もう寝ようかと思った矢先、家の呼び鈴が鳴った。
普通はこんな夜更けに尋ねて来るような人は無視されるのかもしれない。だが私には尋ねて来る人物に心当たりがあった。ほぼそれが誰かを確信して扉を開けた。

「よぅ、a。」
「ラッド。」

尋ねて来たのは想像通り、ラッド・ルッソだった。
別に約束していたわけではなかったが、今までもこうやって夜中に突然来る事が時折あった。そして毎回血まみれだ。これは決してラッドの血ではない。ラッドの殺した自分が死ぬとはこれっぽっちも思っていなかった人物の返り血だ。そして今回も勿論服や手を真っ赤に染めて来ている。

「部屋に血痕が残っちゃうじゃない。」
「わりぃわりぃ。シャワー借りんぞ。」

許可をする間もなく、ラッドはバスルームに入って行った。これも何時もの事だ。仕方ないので着替えの服を出しておいた。ラッドが私の家に来るようになって、いつの間にかラッドの服が何着かあるのが当たり前になっていた。

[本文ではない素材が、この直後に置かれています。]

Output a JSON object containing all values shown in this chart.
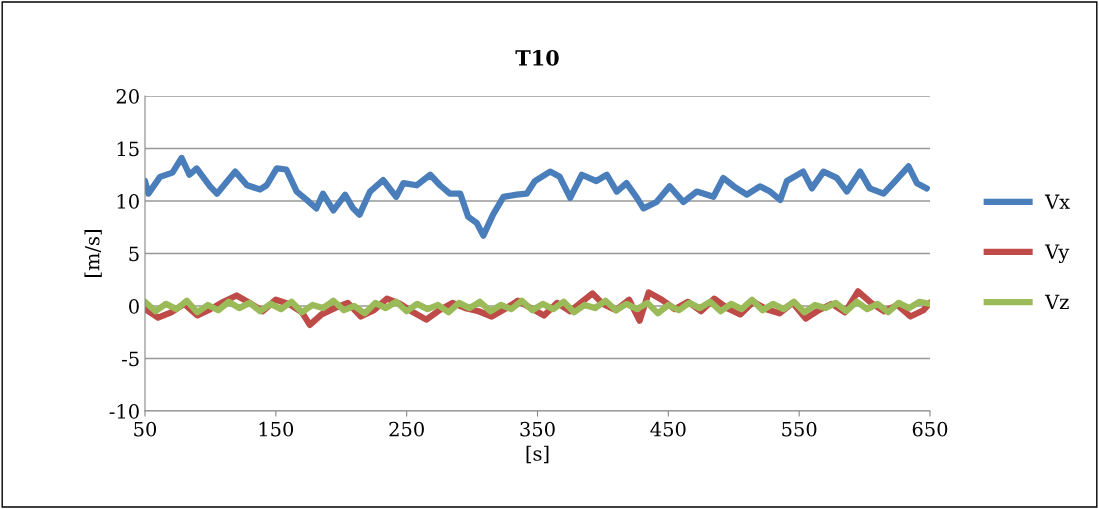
{
  "chart_data": {
    "type": "line",
    "title": "T10",
    "xlabel": "[s]",
    "ylabel": "[m/s]",
    "xlim": [
      50,
      650
    ],
    "xticks": [
      50,
      150,
      250,
      350,
      450,
      550,
      650
    ],
    "ylim": [
      -10,
      20
    ],
    "yticks": [
      -10,
      -5,
      0,
      5,
      10,
      15,
      20
    ],
    "grid": "y",
    "legend": "right",
    "marker": "none",
    "line_style": "solid",
    "series": [
      {
        "name": "Vx",
        "color": "#4a7ebb",
        "x": [
          50,
          52.6,
          61.5,
          71,
          78,
          84,
          89.5,
          99.7,
          105,
          119,
          128,
          138,
          143,
          150.7,
          158,
          166,
          173.6,
          181,
          186,
          194,
          203,
          209,
          214,
          222,
          232,
          242,
          247.5,
          257.7,
          268,
          275.5,
          283,
          291,
          297,
          303.6,
          308.6,
          316,
          324,
          334,
          341.8,
          348,
          359.6,
          367,
          375,
          383.9,
          395,
          403,
          410.6,
          418,
          426,
          431,
          441,
          451,
          461.5,
          471.8,
          484.5,
          492,
          500,
          510,
          520,
          527.8,
          535.5,
          540.6,
          553,
          559.7,
          568.6,
          578.8,
          586.5,
          596.6,
          604,
          614.5,
          622,
          633.6,
          640,
          647.6
        ],
        "values": [
          11.9,
          10.7,
          12.3,
          12.7,
          14.1,
          12.5,
          13.1,
          11.4,
          10.7,
          12.8,
          11.5,
          11.1,
          11.5,
          13.1,
          13.0,
          10.9,
          10.1,
          9.3,
          10.7,
          9.1,
          10.6,
          9.3,
          8.7,
          10.9,
          12.0,
          10.4,
          11.7,
          11.5,
          12.5,
          11.5,
          10.7,
          10.7,
          8.5,
          7.9,
          6.7,
          8.7,
          10.4,
          10.6,
          10.7,
          11.9,
          12.8,
          12.3,
          10.3,
          12.5,
          11.9,
          12.5,
          10.9,
          11.7,
          10.3,
          9.3,
          9.9,
          11.4,
          9.9,
          10.9,
          10.4,
          12.2,
          11.4,
          10.6,
          11.4,
          10.9,
          10.1,
          11.9,
          12.8,
          11.2,
          12.8,
          12.2,
          10.9,
          12.8,
          11.2,
          10.7,
          11.7,
          13.3,
          11.7,
          11.2
        ]
      },
      {
        "name": "Vy",
        "color": "#be4b48",
        "x": [
          50,
          60,
          70,
          80,
          90,
          100,
          110,
          120,
          130,
          140,
          150,
          160,
          170,
          176,
          185,
          195,
          205,
          215,
          225,
          235,
          245,
          255,
          265,
          275,
          285,
          295,
          305,
          315,
          325,
          335,
          345,
          355,
          365,
          375,
          385,
          392,
          400,
          410,
          420,
          428,
          435,
          445,
          455,
          465,
          475,
          485,
          495,
          505,
          515,
          525,
          535,
          545,
          555,
          565,
          575,
          585,
          595,
          605,
          615,
          625,
          635,
          645,
          650
        ],
        "values": [
          -0.3,
          -1.1,
          -0.6,
          0.2,
          -0.9,
          -0.3,
          0.4,
          1.0,
          0.3,
          -0.5,
          0.6,
          0.2,
          -0.6,
          -1.8,
          -0.8,
          -0.2,
          0.3,
          -1.0,
          -0.4,
          0.7,
          0.2,
          -0.6,
          -1.3,
          -0.4,
          0.3,
          -0.2,
          -0.5,
          -1.0,
          -0.3,
          0.5,
          -0.2,
          -0.9,
          0.3,
          -0.5,
          0.5,
          1.2,
          0.2,
          -0.4,
          0.6,
          -1.4,
          1.3,
          0.6,
          -0.3,
          0.4,
          -0.5,
          0.7,
          -0.2,
          -0.8,
          0.4,
          -0.3,
          -0.7,
          0.3,
          -1.2,
          -0.4,
          0.2,
          -0.6,
          1.4,
          0.3,
          -0.5,
          0.1,
          -1.0,
          -0.4,
          0.3
        ]
      },
      {
        "name": "Vz",
        "color": "#9bbb59",
        "x": [
          50,
          58,
          66,
          74,
          82,
          90,
          98,
          106,
          114,
          122,
          130,
          138,
          146,
          154,
          162,
          170,
          178,
          186,
          194,
          202,
          210,
          218,
          226,
          234,
          242,
          250,
          258,
          266,
          274,
          282,
          290,
          298,
          306,
          314,
          322,
          330,
          338,
          346,
          354,
          362,
          370,
          378,
          386,
          394,
          402,
          410,
          418,
          426,
          434,
          442,
          450,
          458,
          466,
          474,
          482,
          490,
          498,
          506,
          514,
          522,
          530,
          538,
          546,
          554,
          562,
          570,
          578,
          586,
          594,
          602,
          610,
          618,
          626,
          634,
          642,
          650
        ],
        "values": [
          0.4,
          -0.5,
          0.2,
          -0.3,
          0.5,
          -0.6,
          0.1,
          -0.4,
          0.4,
          -0.2,
          0.3,
          -0.5,
          0.2,
          -0.3,
          0.4,
          -0.6,
          0.1,
          -0.2,
          0.5,
          -0.4,
          0.0,
          -0.7,
          0.3,
          -0.2,
          0.4,
          -0.5,
          0.2,
          -0.3,
          0.1,
          -0.6,
          0.3,
          -0.2,
          0.4,
          -0.5,
          0.1,
          -0.3,
          0.5,
          -0.4,
          0.2,
          -0.3,
          0.4,
          -0.6,
          0.1,
          -0.2,
          0.5,
          -0.4,
          0.2,
          -0.3,
          0.3,
          -0.7,
          0.1,
          -0.4,
          0.3,
          -0.2,
          0.4,
          -0.5,
          0.2,
          -0.3,
          0.6,
          -0.4,
          0.2,
          -0.3,
          0.4,
          -0.6,
          0.1,
          -0.2,
          0.3,
          -0.5,
          0.4,
          -0.3,
          0.2,
          -0.6,
          0.3,
          -0.2,
          0.4,
          0.2
        ]
      }
    ]
  }
}
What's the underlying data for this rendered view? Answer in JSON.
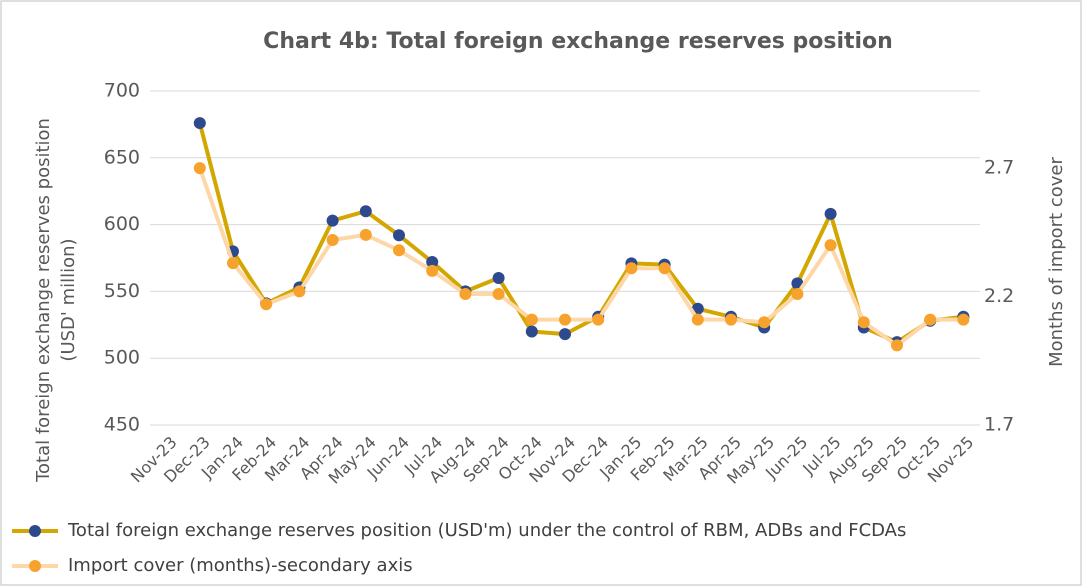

暫くして、バスルームからラッドが出てくる気配がした。だが私は既にベッドに潜り、既に眠る体勢に入っていたので無視する事にしよう。
ギシリと音がしてベッドが沈むのがわかった。ゆっくり目を開けると上半身裸のラッドが私に覆いかぶさっていた。準備した者としてはちゃんと服を着て頂きたい。

「なぁに拗ねてんだーa?」
「……拗ねてなんか。」

ラッドの濡れた髪から滴る雫が私の頬を濡らした。

「心配しなくてもちゃーんとお前も殺してやるからなぁ?」

ラッドの手が私の首にのび、少し力を入れられた。

「っ……!」

こんなの……こんなのじゃ、死ねない。ただちょっと苦しいだけだ。
不意にラッドの顔が近付いたかと思うと私の口に噛み付いた。キスをされた、と言うにはそんな甘いものではないのかもしれない。舌をからめとられ、ラッドはただでさえ少なかった私の酸素を更に奪って行った。

朦朧とする意識の中で私は確かに幸せを感じていた。

急に唇と手が離され、肺に酸素が流れ込んできた。

「っ……げほっ……っ!」
「a、お前はまだ殺さないぜぇ?もっと苦しめて苦しめて苦しめて苦しめて殺してやるからよぉ。」

私は自然と微笑んでいた。
もっと、もっともっともっともっともっと苦しめて欲しい。私が苦しめば苦しむほど愛しいラッドを感じて死ねるから。